Antiretroviral Therapy (ART) provides effective control of human immunodeficiency virus (HIV) replication and maintains the viral loads of HIV at undetectable levels. Interruption of ART causes recrudescence of HIV plasma viremia due to the reactivation of latently HIV-infected cells, generally within weeks of discontinuation of ART. Here we characterize the timing of both the initial and subsequent successful viral reactivations following ART interruption in macaques infected with simian immunodeficiency virus (SIV). We compare these to previous results from human patients infected with HIV. We find that on average the time until the first successful viral reactivation event is longer than the time between subsequent successful reactivations. Based on this result, we hypothesise that the reactivation frequency of both HIV and SIV may fluctuate over time and that this may have implications for treatment of HIV. We develop a stochastic model to simulate the behaviour of viral reactivation following ART interruption that incorporates fluctuations in the frequency of reactivation. Our model is able to explain the difference in timing between the initial and subsequent successful reactivation events. Furthermore, we show that one of the impacts of a fluctuating reactivation frequency would be to significantly reduce the efficacy of “anti-latency” interventions for HIV that aim to reduce the frequency of reactivation. It is therefore essential to consider the possibility of a fluctuating reactivation frequency when assessing the impact of such intervention strategies.
University of Tennessee
"Structure-imposed constrains make Brownian walkers efficient searchers"

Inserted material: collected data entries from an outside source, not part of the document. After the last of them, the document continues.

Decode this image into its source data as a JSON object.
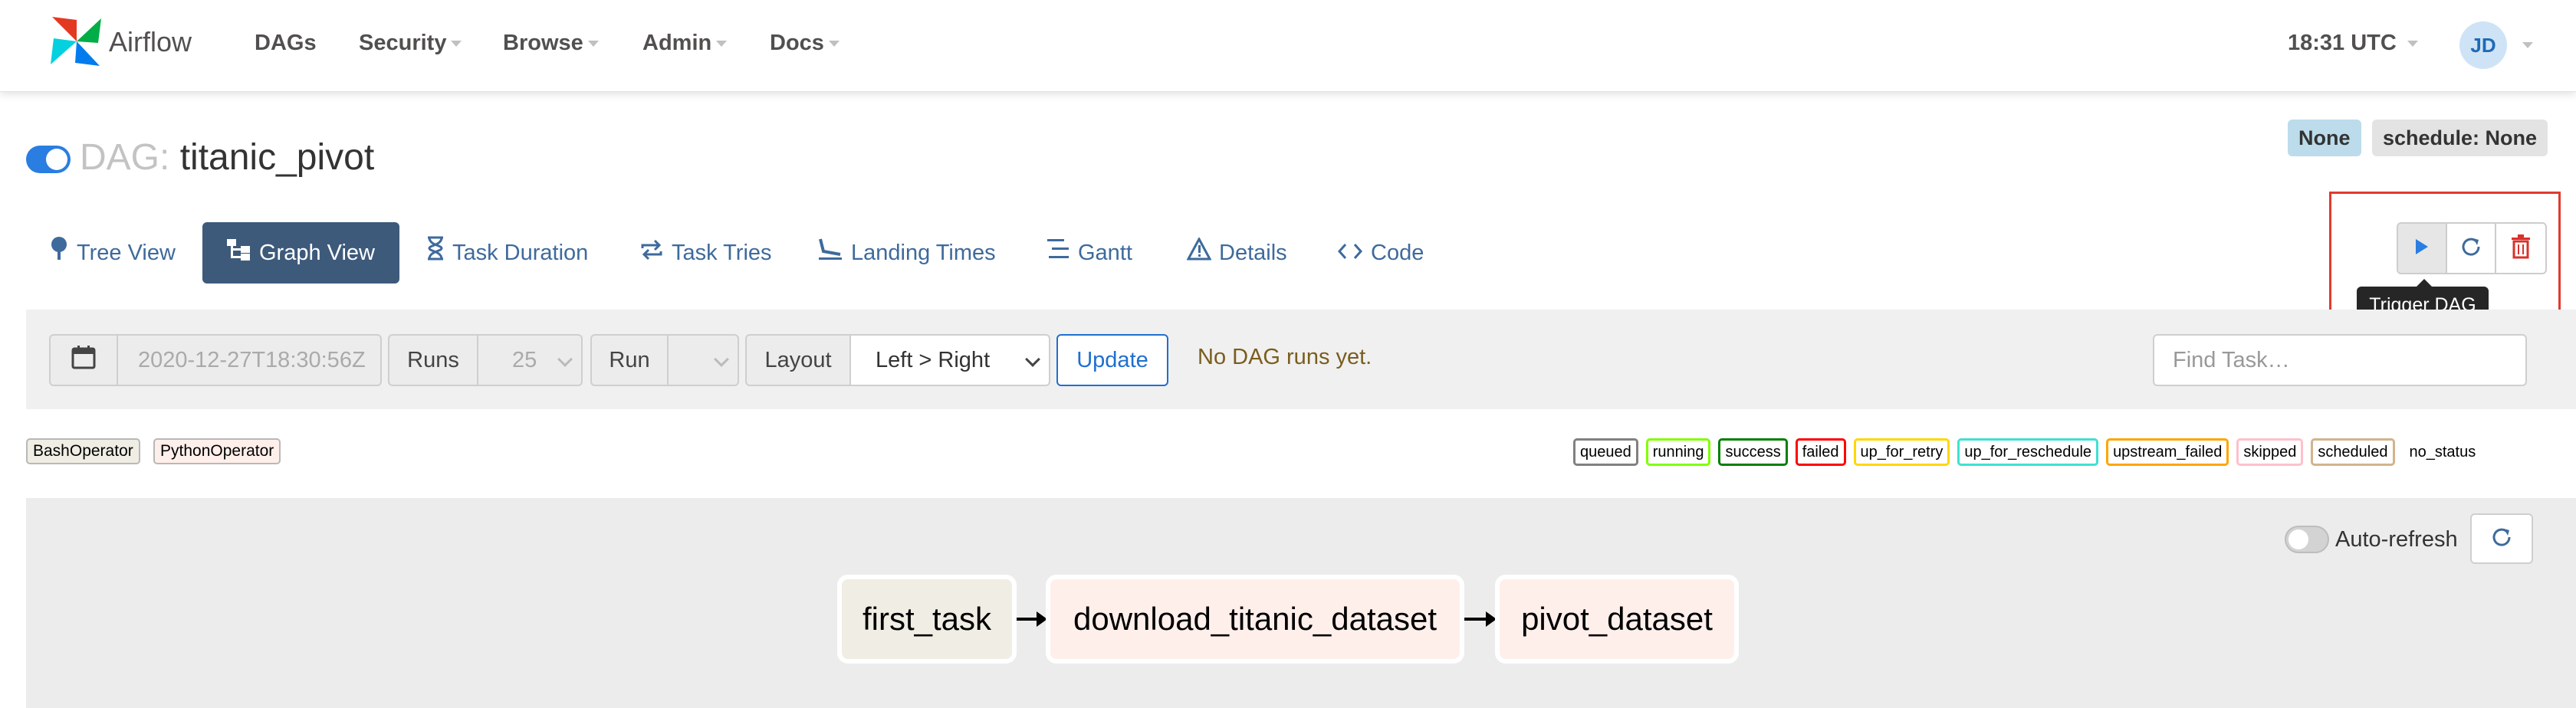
{
  "navbar": {
    "brand": "Airflow",
    "items": [
      {
        "label": "DAGs",
        "caret": false
      },
      {
        "label": "Security",
        "caret": true
      },
      {
        "label": "Browse",
        "caret": true
      },
      {
        "label": "Admin",
        "caret": true
      },
      {
        "label": "Docs",
        "caret": true
      }
    ],
    "time": "18:31 UTC",
    "user_initials": "JD"
  },
  "dag": {
    "prefix": "DAG:",
    "id": "titanic_pivot",
    "paused_toggle_on": true,
    "badges": [
      "None",
      "schedule: None"
    ]
  },
  "tabs": [
    {
      "label": "Tree View",
      "icon": "tree-icon",
      "active": false
    },
    {
      "label": "Graph View",
      "icon": "graph-icon",
      "active": true
    },
    {
      "label": "Task Duration",
      "icon": "hourglass-icon",
      "active": false
    },
    {
      "label": "Task Tries",
      "icon": "retry-arrows-icon",
      "active": false
    },
    {
      "label": "Landing Times",
      "icon": "plane-landing-icon",
      "active": false
    },
    {
      "label": "Gantt",
      "icon": "gantt-icon",
      "active": false
    },
    {
      "label": "Details",
      "icon": "warning-triangle-icon",
      "active": false
    },
    {
      "label": "Code",
      "icon": "code-icon",
      "active": false
    }
  ],
  "actions": {
    "trigger_icon": "play-icon",
    "refresh_icon": "refresh-icon",
    "delete_icon": "trash-icon",
    "tooltip": "Trigger DAG"
  },
  "controls": {
    "base_date": "2020-12-27T18:30:56Z",
    "runs_label": "Runs",
    "runs_value": "25",
    "run_label": "Run",
    "run_value": "",
    "layout_label": "Layout",
    "layout_value": "Left > Right",
    "update_label": "Update",
    "no_runs_message": "No DAG runs yet.",
    "find_task_placeholder": "Find Task…"
  },
  "operators": [
    "BashOperator",
    "PythonOperator"
  ],
  "statuses": [
    {
      "label": "queued",
      "color": "#808080"
    },
    {
      "label": "running",
      "color": "#7fff00"
    },
    {
      "label": "success",
      "color": "#008000"
    },
    {
      "label": "failed",
      "color": "#ff0000"
    },
    {
      "label": "up_for_retry",
      "color": "#ffd700"
    },
    {
      "label": "up_for_reschedule",
      "color": "#40e0d0"
    },
    {
      "label": "upstream_failed",
      "color": "#ffa500"
    },
    {
      "label": "skipped",
      "color": "#ffc0cb"
    },
    {
      "label": "scheduled",
      "color": "#d2b48c"
    },
    {
      "label": "no_status",
      "color": ""
    }
  ],
  "graph": {
    "auto_refresh_label": "Auto-refresh",
    "auto_refresh_on": false,
    "nodes": [
      "first_task",
      "download_titanic_dataset",
      "pivot_dataset"
    ]
  },
  "colors": {
    "accent": "#2a7de1",
    "active_tab": "#3d5a7b",
    "highlight_box": "#e03b2e",
    "trash": "#d9322b"
  }
}
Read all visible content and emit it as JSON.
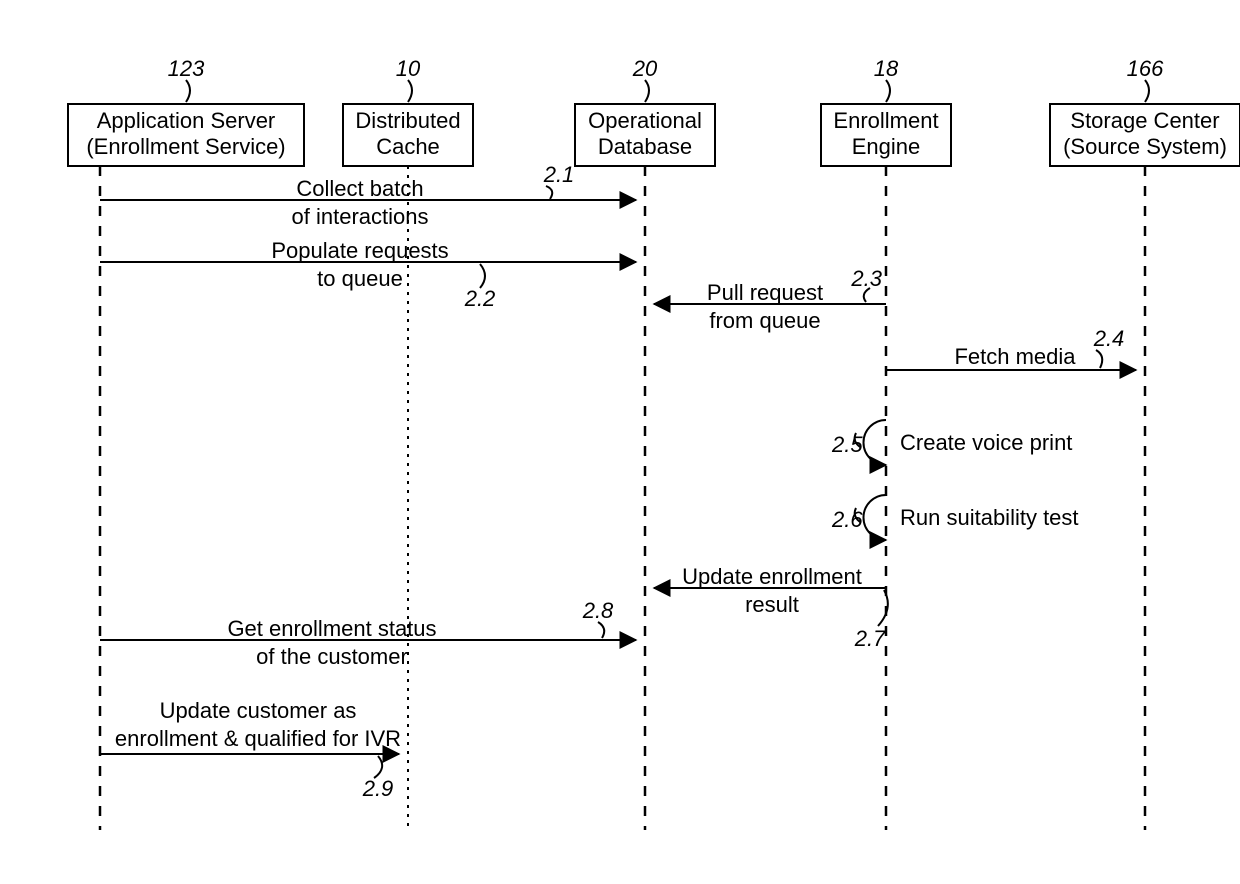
{
  "participants": {
    "p1": {
      "label1": "Application Server",
      "label2": "(Enrollment Service)",
      "ref": "123"
    },
    "p2": {
      "label1": "Distributed",
      "label2": "Cache",
      "ref": "10"
    },
    "p3": {
      "label1": "Operational",
      "label2": "Database",
      "ref": "20"
    },
    "p4": {
      "label1": "Enrollment",
      "label2": "Engine",
      "ref": "18"
    },
    "p5": {
      "label1": "Storage Center",
      "label2": "(Source System)",
      "ref": "166"
    }
  },
  "messages": {
    "m1": {
      "line1": "Collect batch",
      "line2": "of interactions",
      "ref": "2.1"
    },
    "m2": {
      "line1": "Populate requests",
      "line2": "to queue",
      "ref": "2.2"
    },
    "m3": {
      "line1": "Pull request",
      "line2": "from queue",
      "ref": "2.3"
    },
    "m4": {
      "line1": "Fetch media",
      "ref": "2.4"
    },
    "m5": {
      "line1": "Create voice print",
      "ref": "2.5"
    },
    "m6": {
      "line1": "Run suitability test",
      "ref": "2.6"
    },
    "m7": {
      "line1": "Update enrollment",
      "line2": "result",
      "ref": "2.7"
    },
    "m8": {
      "line1": "Get enrollment status",
      "line2": "of the customer",
      "ref": "2.8"
    },
    "m9": {
      "line1": "Update customer as",
      "line2": "enrollment & qualified for IVR",
      "ref": "2.9"
    }
  }
}
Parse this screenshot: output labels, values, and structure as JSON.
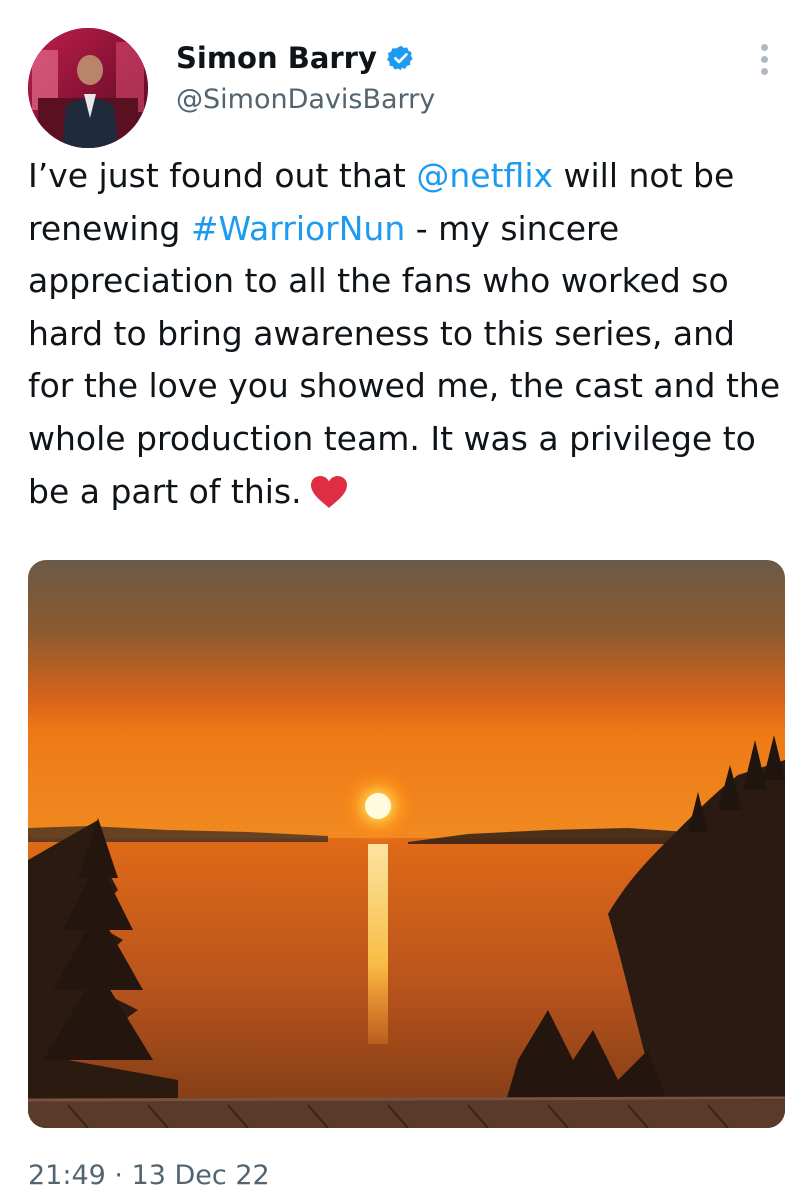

Pathogen-specific CD8 T cells face the problem of finding rare cells that present their cognate antigen either in the lymph node or infected tissue. To optimize the search for rare targets it has been proposed that T cells might perform a random walk with long displacements called Levy walks enabling superdiffusive behavior and shorter search times. Many agents ranging from molecules to large animals have been found to perform Levy walks suggesting that Levy walk-based search may be evolutionary selected. However, whether random walk patterns are driven by agent-intrinsic programs or being shaped by environmental factors remains largely unknown. We examined the behavior of activated CD8 T cells in the liver where both the movement of the cells and the underlying structural constrains can be clearly defined. We show that Plasmodium-specific liver-localized CD8 T cells perform Brownian, short displacement walks and yet display superdiffusive overall displacement, the cardinal feature of efficient Levy walks. Because liver-localized CD8 T cells are mainly associated with liver sinusoids, we show that linear structure of the sinusoids is sufficient to cause T cells to superdiffuse even when movement lengths are Brownian. Simulations of Brownian or Levy walkers in structures derived from the liver sinusoids illustrate that structure alone can enforce superdiffusive movement. Moreover, Brownian walkers require less time and thus are more efficient than Levy walkers at finding a rare target when T cells search for the infection in physiologically-derived liver structures. Importantly, analysis of fibroblastic reticular cell networks on which CD8 T cells move in lymph nodes also allows for superdiffusion in simulations which is not observed experimentally suggesting that structure is not the only factor determining movement patterns of T cells. Our results strongly suggest that observed patterns of movement of CD8 T cells are likely to result as a combination of a cell-intrinsic movement program, physical constrains imposed by the environmental structures, and other environmental cues. Future work needs to focus on quantifying relative contributions of these factors to the overall observed movement patterns of agents.